In a significant shift in Ford Motor’s product strategy, CEO Jim Farley has announced plans to slow down the ramp-up of money-losing electric vehicles (EVs) and redirect investments towards the company’s commercial vehicle unit. The move comes as Ford aims to quadruple sales of gas-electric hybrids over the next five years.
Jim Farley emphasized the importance of Ford’s high-margin Ford Pro commercial business, describing it as a powerhouse. As part of the new strategy, Detroit, USA-based Ford now plans to launch more gas-electric hybrids to cater to a broader market and reduce the cost of its first-generation battery electric vehicles.
Ford Motor, the #1 automaker in the United States, faced challenges with its Model e unit, experiencing a full-year loss projection of $4.5 billion, 50 percent higher than previously anticipated. On average, Ford lost over $32,000 per EV delivered by Model e during the second quarter.
Despite these losses, revenue from Ford Model e’s first-generation electric vehicles saw a substantial increase of 39 percent in the second quarter, with sequential revenue more than doubling.
Chief Financial Officer John Lawler defended the upfront investment required for launching the first-generation EVs and argued that focusing solely on the loss per vehicle was not a fair assessment of the company’s overall EV plans.
Wells Fargo analyst Colin Langan expressed concern over Ford’s new full-year pretax earnings guidance, which suggests a notable decline in second-half earnings compared to the first half. Ford remains confident in its EV plans but acknowledged that the transition to a more electric-focused lineup would not be a smooth process.
To achieve its goals, Ford acknowledged that it will take longer to accelerate EV production to an annualized rate of 600,000 vehicles. The company now aims to reach that pace in 2024, pushing back its previous target of late 2023.
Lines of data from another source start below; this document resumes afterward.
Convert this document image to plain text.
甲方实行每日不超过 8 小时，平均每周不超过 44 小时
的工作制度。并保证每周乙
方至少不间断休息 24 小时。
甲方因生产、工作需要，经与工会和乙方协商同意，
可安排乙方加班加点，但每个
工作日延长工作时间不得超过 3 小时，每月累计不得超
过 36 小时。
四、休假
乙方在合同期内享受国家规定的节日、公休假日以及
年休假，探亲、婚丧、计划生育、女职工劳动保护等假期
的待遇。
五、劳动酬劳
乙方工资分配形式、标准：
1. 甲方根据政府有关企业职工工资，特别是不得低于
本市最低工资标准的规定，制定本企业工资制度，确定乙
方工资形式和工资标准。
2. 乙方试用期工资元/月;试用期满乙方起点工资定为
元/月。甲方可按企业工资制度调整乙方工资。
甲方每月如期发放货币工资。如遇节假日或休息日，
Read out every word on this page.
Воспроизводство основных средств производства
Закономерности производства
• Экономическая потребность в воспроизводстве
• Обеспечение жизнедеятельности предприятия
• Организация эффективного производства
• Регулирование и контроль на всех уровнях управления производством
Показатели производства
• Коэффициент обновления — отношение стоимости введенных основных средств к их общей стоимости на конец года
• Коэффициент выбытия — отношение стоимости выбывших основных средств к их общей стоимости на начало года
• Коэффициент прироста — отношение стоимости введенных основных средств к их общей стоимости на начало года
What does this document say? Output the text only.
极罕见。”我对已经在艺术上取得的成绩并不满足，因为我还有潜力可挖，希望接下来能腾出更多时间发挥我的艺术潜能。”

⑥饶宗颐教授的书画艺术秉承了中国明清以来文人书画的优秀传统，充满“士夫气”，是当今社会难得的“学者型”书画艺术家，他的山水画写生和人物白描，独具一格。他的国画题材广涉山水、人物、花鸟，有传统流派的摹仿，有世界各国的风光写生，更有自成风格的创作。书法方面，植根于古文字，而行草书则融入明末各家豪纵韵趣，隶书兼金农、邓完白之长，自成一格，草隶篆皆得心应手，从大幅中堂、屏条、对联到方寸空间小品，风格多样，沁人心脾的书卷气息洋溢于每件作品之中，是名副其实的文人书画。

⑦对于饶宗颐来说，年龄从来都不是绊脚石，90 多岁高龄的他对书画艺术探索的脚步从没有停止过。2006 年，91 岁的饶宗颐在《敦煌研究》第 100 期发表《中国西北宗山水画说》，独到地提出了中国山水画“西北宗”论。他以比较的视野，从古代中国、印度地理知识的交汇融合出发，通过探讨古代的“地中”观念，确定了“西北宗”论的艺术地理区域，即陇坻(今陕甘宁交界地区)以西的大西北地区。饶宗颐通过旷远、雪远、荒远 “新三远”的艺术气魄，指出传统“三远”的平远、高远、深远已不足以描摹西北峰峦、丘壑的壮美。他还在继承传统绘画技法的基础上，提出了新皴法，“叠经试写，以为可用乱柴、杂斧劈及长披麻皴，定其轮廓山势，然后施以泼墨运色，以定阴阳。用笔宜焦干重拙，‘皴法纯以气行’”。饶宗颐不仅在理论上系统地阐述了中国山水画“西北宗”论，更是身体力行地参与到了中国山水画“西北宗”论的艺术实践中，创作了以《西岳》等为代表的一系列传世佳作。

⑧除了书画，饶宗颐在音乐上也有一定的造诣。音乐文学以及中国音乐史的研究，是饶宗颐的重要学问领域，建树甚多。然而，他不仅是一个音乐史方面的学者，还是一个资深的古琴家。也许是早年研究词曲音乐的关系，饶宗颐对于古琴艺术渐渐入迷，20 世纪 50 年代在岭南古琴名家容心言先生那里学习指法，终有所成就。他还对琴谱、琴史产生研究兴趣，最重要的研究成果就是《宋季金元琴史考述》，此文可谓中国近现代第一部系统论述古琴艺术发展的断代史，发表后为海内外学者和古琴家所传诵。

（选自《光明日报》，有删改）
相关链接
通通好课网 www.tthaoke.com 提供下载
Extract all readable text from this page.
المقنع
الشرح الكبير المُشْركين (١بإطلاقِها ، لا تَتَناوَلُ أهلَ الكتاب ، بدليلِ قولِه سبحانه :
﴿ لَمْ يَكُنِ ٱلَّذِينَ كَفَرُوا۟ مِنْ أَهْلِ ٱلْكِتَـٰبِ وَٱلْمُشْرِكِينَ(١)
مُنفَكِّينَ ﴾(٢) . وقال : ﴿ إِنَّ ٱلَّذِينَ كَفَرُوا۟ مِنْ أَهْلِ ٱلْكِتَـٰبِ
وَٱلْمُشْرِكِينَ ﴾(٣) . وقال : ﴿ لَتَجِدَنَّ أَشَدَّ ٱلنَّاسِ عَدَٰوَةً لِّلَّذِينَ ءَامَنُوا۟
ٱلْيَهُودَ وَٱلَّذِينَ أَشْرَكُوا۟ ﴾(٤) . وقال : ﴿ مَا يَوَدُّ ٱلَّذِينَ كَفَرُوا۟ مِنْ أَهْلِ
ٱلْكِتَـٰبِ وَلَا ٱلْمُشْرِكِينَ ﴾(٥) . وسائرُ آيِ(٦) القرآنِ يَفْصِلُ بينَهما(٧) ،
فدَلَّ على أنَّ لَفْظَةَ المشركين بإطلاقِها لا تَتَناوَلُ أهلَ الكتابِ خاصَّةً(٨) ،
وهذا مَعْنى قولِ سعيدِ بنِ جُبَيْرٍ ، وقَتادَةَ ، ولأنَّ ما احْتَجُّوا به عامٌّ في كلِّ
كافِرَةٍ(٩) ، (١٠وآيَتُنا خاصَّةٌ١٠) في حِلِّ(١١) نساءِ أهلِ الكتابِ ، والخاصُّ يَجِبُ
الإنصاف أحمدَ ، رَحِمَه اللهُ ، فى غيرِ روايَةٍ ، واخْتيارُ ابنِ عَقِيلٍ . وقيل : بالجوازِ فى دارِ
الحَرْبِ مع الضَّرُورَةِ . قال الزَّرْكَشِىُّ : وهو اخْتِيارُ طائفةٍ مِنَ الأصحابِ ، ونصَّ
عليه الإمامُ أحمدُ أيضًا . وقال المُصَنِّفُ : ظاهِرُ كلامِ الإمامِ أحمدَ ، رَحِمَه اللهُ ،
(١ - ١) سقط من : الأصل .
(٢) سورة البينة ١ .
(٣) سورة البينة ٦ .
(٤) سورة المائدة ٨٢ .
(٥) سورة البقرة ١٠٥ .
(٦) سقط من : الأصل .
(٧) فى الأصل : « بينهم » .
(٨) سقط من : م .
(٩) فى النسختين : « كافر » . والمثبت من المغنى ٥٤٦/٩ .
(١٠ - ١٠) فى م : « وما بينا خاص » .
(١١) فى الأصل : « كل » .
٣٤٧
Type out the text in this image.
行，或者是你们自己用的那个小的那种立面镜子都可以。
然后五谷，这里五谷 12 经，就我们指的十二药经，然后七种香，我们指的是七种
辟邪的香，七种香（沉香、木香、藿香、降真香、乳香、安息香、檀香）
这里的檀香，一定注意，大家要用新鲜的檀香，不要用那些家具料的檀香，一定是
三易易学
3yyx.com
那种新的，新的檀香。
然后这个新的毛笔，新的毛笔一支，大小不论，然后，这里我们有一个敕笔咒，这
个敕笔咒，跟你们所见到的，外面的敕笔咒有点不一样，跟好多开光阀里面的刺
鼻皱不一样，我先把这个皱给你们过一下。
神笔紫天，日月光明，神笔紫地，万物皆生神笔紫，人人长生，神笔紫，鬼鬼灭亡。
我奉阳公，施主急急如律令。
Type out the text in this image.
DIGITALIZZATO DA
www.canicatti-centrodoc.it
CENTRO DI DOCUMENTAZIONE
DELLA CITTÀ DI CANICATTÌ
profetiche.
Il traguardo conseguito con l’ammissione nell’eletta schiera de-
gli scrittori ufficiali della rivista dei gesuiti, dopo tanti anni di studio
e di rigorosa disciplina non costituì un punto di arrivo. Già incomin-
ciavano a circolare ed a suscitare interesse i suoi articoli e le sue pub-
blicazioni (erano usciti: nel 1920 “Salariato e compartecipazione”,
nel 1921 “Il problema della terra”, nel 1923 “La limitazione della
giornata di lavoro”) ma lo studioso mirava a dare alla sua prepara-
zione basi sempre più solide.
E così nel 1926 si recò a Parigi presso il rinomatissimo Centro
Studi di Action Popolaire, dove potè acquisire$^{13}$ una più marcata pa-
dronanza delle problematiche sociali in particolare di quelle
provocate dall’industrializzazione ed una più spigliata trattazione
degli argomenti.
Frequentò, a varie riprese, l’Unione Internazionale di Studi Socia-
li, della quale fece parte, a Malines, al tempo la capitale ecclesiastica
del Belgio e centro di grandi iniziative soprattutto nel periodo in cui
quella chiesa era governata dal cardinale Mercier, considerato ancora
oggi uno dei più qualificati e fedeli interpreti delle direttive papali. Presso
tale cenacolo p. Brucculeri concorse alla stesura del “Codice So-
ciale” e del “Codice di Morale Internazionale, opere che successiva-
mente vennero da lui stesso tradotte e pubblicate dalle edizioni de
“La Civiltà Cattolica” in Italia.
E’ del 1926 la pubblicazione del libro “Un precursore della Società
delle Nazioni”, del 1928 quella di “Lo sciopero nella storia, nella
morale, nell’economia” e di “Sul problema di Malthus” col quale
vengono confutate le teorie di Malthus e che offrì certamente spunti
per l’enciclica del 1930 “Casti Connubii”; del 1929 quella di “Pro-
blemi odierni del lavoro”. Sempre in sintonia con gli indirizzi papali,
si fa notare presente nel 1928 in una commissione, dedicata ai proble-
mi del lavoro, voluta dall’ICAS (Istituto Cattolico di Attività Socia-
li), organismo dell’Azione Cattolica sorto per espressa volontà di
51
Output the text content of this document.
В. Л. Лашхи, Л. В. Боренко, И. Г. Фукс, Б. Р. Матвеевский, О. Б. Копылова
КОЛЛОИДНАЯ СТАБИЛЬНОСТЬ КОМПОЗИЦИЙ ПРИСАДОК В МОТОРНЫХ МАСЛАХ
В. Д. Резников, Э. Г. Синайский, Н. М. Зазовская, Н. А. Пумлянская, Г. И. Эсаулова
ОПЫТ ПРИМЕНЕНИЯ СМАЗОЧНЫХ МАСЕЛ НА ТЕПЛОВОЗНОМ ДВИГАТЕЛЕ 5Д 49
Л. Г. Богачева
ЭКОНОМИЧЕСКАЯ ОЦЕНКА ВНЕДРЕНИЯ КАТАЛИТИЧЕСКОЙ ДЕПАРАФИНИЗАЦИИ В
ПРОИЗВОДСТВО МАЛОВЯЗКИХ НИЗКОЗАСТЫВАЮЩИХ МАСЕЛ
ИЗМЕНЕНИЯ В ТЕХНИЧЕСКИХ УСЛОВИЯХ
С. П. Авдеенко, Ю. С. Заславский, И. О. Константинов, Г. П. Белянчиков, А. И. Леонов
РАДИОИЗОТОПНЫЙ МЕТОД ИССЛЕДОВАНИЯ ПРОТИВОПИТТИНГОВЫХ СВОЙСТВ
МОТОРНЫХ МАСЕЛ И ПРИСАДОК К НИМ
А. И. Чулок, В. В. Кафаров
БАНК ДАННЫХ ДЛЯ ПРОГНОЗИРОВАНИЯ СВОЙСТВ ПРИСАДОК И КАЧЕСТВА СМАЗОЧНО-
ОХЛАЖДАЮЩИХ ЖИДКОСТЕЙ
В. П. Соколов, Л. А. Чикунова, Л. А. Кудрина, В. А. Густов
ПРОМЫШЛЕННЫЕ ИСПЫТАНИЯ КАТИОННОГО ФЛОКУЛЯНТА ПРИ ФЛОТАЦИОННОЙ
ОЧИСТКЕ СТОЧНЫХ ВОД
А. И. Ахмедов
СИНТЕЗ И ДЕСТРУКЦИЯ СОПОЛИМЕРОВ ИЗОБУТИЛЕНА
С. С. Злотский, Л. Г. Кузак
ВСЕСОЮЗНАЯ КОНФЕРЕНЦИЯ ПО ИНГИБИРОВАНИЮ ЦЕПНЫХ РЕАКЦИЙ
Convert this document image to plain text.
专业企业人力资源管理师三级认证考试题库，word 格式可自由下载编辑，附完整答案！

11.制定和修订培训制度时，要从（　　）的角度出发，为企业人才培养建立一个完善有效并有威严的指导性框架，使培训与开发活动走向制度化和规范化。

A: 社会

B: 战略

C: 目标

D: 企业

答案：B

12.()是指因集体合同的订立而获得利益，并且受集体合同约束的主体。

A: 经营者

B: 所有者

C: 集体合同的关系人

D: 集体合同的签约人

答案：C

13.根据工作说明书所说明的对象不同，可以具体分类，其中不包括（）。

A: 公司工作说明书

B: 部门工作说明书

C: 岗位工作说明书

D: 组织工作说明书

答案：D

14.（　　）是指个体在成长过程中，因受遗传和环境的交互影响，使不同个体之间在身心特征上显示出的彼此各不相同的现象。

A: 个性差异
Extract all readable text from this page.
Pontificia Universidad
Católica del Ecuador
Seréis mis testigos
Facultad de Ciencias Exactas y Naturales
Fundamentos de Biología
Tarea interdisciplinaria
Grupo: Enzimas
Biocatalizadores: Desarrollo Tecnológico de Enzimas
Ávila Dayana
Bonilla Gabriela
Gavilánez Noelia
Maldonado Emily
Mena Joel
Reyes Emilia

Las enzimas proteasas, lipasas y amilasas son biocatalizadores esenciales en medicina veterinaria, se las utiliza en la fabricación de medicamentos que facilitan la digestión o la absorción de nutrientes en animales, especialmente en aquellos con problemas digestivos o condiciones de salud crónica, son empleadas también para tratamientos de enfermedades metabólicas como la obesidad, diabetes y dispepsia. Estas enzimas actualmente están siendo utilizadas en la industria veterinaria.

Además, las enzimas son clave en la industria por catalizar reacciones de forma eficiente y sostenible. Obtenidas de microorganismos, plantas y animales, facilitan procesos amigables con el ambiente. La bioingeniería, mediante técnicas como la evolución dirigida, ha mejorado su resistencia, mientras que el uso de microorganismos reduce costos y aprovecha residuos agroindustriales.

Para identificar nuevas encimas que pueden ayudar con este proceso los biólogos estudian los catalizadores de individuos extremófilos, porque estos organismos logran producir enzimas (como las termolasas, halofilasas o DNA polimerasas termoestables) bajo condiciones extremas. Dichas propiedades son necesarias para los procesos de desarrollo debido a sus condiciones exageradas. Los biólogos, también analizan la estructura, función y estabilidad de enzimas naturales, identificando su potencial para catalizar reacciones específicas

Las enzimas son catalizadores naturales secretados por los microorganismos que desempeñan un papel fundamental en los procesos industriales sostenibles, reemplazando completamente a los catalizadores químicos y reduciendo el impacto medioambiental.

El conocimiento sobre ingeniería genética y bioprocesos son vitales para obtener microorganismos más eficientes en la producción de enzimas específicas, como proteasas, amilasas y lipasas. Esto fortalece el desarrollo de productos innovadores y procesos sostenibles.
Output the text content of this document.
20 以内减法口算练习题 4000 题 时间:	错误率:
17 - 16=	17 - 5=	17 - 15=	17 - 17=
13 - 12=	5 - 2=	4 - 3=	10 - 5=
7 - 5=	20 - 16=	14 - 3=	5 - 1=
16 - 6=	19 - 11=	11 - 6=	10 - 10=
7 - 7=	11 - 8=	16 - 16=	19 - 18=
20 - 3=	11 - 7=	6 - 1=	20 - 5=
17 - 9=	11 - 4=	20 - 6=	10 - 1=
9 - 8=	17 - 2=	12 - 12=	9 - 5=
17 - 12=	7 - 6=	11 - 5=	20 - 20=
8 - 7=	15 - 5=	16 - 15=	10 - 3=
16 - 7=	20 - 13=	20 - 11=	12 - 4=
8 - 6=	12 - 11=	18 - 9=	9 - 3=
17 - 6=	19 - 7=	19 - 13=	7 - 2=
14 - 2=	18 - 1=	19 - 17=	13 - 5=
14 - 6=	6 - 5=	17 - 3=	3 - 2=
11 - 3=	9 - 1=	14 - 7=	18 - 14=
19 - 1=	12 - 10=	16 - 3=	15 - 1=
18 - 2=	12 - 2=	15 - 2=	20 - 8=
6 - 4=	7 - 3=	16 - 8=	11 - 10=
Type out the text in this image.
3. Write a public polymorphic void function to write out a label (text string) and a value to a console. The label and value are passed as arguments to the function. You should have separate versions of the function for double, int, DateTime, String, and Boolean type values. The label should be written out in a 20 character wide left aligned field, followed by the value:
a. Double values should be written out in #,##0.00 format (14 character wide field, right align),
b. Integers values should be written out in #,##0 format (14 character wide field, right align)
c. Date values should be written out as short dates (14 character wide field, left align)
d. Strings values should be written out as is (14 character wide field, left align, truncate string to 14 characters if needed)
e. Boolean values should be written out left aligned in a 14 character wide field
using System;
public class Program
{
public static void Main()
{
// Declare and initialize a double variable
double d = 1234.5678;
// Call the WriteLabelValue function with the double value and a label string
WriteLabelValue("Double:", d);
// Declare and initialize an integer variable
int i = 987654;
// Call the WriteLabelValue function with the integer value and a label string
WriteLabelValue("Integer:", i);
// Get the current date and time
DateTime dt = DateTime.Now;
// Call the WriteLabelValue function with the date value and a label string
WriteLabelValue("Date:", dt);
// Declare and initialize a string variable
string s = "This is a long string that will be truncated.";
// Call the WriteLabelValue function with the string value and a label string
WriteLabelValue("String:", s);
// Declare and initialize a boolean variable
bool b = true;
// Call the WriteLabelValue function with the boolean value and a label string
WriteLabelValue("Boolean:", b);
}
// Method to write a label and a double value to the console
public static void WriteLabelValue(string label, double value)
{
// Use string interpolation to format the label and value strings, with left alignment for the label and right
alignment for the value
The Ford Pro commercial vehicle business has emerged as a major asset for the company, delivering nearly twice the pretax margins of the full company. In the second quarter, Ford Pro out-earned the Ford Blue combustion vehicle unit, generating $2.4 billion in pretax profit with an EBIT margin of 15.3 percent. Meanwhile, Ford Blue, driven by combustion pickups and SUVs, achieved $2.3 billion in pretax profit with an EBIT margin of 9.2 percent.
Ford projects that profits from both the Ford Pro and Ford Blue units will help offset the higher-than-expected losses at Ford Model e. Each of these units is expected to earn about $8 billion in EBIT for the full year, Reuters news report said.
Overall, Ford raised its pretax profit expectations for the year, now anticipating it to fall between $11 billion and $12 billion, up from the previous forecast of $9 billion to $11 billion.
Despite the challenges in the EV market, Ford remains committed to its EV plans and aims to navigate through the transitional period successfully. With a focus on gas-electric hybrids and commercial vehicles, the company is looking to create a sustainable and profitable future for itself in the rapidly evolving automotive industry.
In related news, Ford recently announced lower suggested retail prices for its all-electric F-150 Lightning pickup truck, citing increased production capacity and cost scaling at the Rouge Electric Vehicle Center in Michigan. Furthermore, Ford Model e revealed plans to transform its existing complex in Oakville, Ont., Canada, into a high-volume EV manufacturing site, assembling battery packs and installing them in the next-generation electric vehicles produced on the same campus.